Der Stierkampf ist in Spanien ein großes Geschäft. Allein die mehr als tausend Zuchtbetriebe mit rund 70.000 Mitarbeitern erwirtschaften jährlich rund 1,5 Milliarden Euro. Das Spektakel ist aber im ganzen Land zunehmend umstritten. Vor allem unter den Jüngeren verliert er immer mehr an Attraktivität.

Nach einer Umfrage des Onlinemagazins „El Español“ von Januar sind inzwischen rund 56 Prozent der Spanier gegen das aus dem Mittelalter stammende Brauchtum. Voriges Jahr forderten bei einer Demo in Madrid 40.000 ein landesweites Verbot.

Die Zuschauerzahlen sind stark rückläufig, 2018 ging die Zahl der Stierkämpfe im Vergleich zum Rekordjahr 2007 um rund 60 Prozent auf 369 zurück. Viele Arenen wurden deshalb in den vergangenen Jahren geschlossen oder wurden, wie in Barcelona, zu Einkaufszentren umfunktioniert.

Die Verfechter der „Tauromaquia“ denken aber nicht daran, das Handtuch zu werfen. Einige fordern sogar, den Stierkampf in Spanien zum Schulfach zu machen. „So kann man dem großen Problem des Generationenwechsels begegnen“, sagte vor einiger Zeit der angesehene Universitätsprofessor und Jurist Javier López-Galiacho. (dpa)

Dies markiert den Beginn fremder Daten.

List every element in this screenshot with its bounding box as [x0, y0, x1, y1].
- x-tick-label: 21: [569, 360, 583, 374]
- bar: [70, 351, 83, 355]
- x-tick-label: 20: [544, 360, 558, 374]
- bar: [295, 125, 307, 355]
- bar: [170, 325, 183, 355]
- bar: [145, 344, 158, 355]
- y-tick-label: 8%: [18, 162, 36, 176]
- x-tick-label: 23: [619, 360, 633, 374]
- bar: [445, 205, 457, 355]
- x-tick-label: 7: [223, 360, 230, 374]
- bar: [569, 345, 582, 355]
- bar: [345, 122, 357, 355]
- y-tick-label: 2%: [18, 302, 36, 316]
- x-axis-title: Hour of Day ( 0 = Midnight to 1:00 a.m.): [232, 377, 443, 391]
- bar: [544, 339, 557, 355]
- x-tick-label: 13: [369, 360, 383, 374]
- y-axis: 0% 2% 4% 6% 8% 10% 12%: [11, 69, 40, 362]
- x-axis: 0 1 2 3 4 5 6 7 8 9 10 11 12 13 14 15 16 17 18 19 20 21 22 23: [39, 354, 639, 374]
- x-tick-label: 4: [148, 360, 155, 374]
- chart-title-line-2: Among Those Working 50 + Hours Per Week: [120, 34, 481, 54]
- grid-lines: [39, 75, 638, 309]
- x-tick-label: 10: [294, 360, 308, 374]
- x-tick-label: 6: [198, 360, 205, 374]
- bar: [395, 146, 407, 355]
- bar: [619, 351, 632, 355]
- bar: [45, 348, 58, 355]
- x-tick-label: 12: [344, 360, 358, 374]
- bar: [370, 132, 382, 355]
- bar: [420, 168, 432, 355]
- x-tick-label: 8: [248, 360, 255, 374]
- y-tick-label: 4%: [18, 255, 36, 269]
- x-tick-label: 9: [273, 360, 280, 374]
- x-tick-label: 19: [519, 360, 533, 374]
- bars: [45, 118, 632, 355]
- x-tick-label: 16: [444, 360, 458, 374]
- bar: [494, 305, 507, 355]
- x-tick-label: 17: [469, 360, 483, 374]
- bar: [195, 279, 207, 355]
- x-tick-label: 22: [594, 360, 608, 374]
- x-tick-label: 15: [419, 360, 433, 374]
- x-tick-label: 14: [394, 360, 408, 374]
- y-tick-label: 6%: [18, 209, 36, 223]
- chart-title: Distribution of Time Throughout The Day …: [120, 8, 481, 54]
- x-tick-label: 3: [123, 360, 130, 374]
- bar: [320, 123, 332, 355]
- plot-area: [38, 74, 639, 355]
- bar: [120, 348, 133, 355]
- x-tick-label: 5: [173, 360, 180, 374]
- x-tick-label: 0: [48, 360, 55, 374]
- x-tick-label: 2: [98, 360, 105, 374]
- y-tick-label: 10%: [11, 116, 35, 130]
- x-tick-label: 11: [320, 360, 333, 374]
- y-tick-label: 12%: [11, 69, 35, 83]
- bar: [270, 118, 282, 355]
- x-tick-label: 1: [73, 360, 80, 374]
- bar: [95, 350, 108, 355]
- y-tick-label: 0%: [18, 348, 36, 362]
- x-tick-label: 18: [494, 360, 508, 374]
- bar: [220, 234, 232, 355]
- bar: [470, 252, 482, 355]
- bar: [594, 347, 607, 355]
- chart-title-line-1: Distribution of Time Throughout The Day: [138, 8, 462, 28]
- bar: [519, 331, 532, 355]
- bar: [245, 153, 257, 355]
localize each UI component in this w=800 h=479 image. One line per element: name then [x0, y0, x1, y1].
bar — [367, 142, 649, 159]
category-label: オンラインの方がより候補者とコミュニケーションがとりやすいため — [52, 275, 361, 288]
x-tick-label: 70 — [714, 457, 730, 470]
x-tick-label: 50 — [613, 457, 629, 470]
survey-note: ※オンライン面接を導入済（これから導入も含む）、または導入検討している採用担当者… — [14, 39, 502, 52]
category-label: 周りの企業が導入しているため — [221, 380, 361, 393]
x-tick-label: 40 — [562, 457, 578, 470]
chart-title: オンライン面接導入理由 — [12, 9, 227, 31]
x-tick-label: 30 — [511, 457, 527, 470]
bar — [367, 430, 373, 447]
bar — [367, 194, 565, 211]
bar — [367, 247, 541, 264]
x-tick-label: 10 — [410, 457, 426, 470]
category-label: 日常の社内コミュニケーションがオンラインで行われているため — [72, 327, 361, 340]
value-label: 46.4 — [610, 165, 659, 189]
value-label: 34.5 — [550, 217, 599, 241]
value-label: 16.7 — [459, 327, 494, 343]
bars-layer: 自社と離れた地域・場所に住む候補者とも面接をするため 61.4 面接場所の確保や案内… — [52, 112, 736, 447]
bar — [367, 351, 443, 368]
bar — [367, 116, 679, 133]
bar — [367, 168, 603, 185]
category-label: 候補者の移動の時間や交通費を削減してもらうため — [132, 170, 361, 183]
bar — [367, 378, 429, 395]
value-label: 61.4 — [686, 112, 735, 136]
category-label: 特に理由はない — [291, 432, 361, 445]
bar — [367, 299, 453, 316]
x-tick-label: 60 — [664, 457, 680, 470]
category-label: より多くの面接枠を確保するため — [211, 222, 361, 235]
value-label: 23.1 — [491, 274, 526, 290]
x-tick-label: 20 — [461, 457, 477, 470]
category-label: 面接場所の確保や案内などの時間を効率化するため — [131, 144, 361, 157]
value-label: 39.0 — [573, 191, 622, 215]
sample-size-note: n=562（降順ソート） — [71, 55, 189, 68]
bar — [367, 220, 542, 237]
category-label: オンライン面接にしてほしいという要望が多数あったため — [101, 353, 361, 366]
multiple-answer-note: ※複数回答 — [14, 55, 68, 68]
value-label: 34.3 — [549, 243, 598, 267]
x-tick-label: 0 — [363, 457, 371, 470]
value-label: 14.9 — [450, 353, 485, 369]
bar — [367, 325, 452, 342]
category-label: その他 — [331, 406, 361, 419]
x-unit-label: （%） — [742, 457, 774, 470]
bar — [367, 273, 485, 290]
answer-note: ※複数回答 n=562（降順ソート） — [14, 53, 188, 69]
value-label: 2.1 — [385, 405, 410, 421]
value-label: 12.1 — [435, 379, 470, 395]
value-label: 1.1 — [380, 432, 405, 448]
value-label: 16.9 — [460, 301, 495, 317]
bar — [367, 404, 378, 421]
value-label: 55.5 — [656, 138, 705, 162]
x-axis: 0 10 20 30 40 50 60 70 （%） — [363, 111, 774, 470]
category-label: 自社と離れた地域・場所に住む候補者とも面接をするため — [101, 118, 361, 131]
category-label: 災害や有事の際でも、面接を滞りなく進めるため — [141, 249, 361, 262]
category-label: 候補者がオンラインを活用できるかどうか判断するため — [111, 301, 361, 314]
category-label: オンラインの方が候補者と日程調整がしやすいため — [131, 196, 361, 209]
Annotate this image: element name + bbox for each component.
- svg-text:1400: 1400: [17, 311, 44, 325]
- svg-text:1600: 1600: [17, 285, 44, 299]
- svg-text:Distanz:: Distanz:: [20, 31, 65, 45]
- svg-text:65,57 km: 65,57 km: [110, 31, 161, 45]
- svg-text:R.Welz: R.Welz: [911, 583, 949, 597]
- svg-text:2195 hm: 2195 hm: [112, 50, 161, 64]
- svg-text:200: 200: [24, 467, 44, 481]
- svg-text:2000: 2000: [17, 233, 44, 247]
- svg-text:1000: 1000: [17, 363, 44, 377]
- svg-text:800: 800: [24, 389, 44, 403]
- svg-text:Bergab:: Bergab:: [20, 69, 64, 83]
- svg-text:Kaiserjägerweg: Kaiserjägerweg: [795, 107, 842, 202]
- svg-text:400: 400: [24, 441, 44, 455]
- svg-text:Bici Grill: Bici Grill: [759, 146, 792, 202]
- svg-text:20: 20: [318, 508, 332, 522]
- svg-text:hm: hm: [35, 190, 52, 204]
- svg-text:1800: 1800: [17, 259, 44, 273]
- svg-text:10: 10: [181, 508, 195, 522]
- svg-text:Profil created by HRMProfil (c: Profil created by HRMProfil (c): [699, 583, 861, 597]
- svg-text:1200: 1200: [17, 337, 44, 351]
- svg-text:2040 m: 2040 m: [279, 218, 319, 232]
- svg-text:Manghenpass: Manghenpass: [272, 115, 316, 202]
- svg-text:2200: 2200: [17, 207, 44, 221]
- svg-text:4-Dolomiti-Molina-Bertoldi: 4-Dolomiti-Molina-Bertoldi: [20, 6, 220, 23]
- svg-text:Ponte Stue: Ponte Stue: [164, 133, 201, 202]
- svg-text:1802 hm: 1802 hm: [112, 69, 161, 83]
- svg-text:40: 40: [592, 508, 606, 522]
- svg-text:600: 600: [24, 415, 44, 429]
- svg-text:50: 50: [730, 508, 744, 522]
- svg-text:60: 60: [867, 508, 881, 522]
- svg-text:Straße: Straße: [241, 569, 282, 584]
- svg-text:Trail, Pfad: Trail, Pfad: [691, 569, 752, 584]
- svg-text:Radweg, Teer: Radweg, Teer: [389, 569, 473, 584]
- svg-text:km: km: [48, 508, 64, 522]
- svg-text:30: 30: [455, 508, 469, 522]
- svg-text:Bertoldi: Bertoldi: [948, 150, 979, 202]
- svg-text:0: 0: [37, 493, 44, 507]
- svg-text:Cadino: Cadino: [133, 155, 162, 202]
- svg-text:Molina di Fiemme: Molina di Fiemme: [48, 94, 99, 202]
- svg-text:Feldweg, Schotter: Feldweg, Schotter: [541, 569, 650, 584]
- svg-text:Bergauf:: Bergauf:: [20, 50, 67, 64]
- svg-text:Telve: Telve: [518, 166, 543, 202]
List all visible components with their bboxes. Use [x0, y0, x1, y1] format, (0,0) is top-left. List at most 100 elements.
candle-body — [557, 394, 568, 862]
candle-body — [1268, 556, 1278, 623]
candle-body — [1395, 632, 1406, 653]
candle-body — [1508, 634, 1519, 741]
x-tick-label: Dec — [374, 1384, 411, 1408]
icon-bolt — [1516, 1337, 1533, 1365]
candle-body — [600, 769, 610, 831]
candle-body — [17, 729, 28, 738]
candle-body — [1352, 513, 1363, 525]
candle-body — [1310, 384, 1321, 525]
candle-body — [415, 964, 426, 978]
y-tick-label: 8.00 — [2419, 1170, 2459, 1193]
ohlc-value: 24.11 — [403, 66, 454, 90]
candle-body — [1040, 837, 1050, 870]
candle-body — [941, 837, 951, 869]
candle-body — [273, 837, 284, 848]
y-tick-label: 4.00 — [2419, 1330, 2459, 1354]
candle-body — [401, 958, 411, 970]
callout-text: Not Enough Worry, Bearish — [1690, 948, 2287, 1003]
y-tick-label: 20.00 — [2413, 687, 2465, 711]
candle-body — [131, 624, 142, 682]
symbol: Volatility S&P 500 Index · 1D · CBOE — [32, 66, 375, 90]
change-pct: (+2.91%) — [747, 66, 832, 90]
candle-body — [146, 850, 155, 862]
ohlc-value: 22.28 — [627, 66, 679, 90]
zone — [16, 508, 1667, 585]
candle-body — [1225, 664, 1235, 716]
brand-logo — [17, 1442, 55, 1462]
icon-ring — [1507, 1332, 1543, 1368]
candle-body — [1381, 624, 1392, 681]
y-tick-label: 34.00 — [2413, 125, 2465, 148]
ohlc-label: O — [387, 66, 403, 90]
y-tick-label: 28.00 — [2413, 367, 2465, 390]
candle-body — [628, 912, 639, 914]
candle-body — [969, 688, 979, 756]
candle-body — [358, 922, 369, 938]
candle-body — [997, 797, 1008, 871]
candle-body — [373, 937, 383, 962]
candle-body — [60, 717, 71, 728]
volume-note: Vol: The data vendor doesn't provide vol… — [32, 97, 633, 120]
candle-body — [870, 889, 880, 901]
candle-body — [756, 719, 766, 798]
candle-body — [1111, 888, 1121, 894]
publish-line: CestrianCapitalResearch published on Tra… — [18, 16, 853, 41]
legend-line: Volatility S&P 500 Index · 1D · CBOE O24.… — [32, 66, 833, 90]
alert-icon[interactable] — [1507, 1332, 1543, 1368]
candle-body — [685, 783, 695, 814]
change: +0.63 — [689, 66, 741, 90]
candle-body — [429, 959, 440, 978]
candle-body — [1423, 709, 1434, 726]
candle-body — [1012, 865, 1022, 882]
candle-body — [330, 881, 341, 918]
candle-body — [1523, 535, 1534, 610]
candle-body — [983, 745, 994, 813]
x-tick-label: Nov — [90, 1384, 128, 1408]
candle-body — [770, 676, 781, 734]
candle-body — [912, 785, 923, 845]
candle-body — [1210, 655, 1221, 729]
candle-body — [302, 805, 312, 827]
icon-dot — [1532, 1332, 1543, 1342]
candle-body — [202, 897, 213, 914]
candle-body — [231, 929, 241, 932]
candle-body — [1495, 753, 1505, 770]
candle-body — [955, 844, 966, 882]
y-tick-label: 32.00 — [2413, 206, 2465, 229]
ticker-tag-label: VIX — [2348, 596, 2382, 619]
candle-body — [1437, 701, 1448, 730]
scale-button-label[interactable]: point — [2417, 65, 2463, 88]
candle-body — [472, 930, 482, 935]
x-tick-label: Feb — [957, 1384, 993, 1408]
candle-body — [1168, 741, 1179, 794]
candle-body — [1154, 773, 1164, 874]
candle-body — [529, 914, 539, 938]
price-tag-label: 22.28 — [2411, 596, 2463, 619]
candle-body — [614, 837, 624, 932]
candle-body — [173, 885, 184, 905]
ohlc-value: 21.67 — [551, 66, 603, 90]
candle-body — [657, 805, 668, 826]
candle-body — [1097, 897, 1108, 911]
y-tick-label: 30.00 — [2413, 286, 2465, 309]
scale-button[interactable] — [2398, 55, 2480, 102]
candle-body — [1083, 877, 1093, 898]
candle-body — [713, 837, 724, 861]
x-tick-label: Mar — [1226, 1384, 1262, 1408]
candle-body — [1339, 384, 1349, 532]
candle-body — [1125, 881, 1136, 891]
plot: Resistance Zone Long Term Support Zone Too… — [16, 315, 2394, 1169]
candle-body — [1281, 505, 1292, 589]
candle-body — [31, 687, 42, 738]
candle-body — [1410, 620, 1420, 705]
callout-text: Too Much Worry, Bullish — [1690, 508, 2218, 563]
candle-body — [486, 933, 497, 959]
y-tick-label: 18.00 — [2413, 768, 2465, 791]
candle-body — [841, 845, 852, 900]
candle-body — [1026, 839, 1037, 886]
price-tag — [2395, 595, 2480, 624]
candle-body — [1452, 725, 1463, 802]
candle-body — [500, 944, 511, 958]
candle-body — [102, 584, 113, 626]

40 Antworten auf “„Olés“, Wut und viel Blut: Das Comeback der Matadoren auf Mallorca – Stierkampfverbot aufgehoben”

  1. Absolut widerlich.
    Gehört abgeschafft.
    Ohne Mitleid für die Menschen die dort verletzt werden.
    Und ja wer dies anschaut oder das auch nur irgendwie interessant findet ist ebenso abartig und niveaulos.

  2. RaymondW

    Ich war schon sehr erleichtert, als es vor 2 Jahren hieß, „auf Mallorca keine Stierkämpfe mehr“. Es ist eine Schande, dass die Richter diese Entscheidung revidiert haben!! Eine Tradition auf die niemand stolz sein sollte!

    • Pensionierter Bauer

      Hier bin ich für einmal mit Ihnen einverstanden Herr Georg Cremer, aber das Bekämpfen von der Hypodrom auf der Eupener Kirmes fand ich schon total übertrieben seitens Ihrer Organisation. Auch das was der Herr von GAIA auf dem Anderlechter Viehmarkt sZt. veranstaltete war total übertrieben und hat uns Bauern total geschadet. Die Folge dieser Aktionen war, dass Tiere die nicht mehr eigenständig laufen können,wie zB. bei Arthrose oder Knochenbrüchen, deren Fleisch aber ohne weiteres voll genießbar wäre, jetzt auf unseren Höfen eingeschläfert werden müssen.
      Ich habe wirklich nichts gegen einen vernünftigen Tierschutz aber die Kirche muss auch hier in der Mitte des Dorfes bleiben.

      • Georg Kremer

        Als ehemaliger Landwirt müssten Sie doch eigentlich wissen, dass die skandalösen Zustände auf den Viehmärkten von Anderlecht und Ciney, die GAIA in 2002 zu Recht anpragerte alles andere als übertrieben waren und „den Bauern“ keineswegs geschadet haben. Geschadet haben sie höchstens dem Ansehens Belgiens, denn auch international gab es damals einen Sturm der Entrüstung. In der Folge hat die Regierung Maßnahmen beschlossen, um die Methoden auf den Viehmärkten abzustellen.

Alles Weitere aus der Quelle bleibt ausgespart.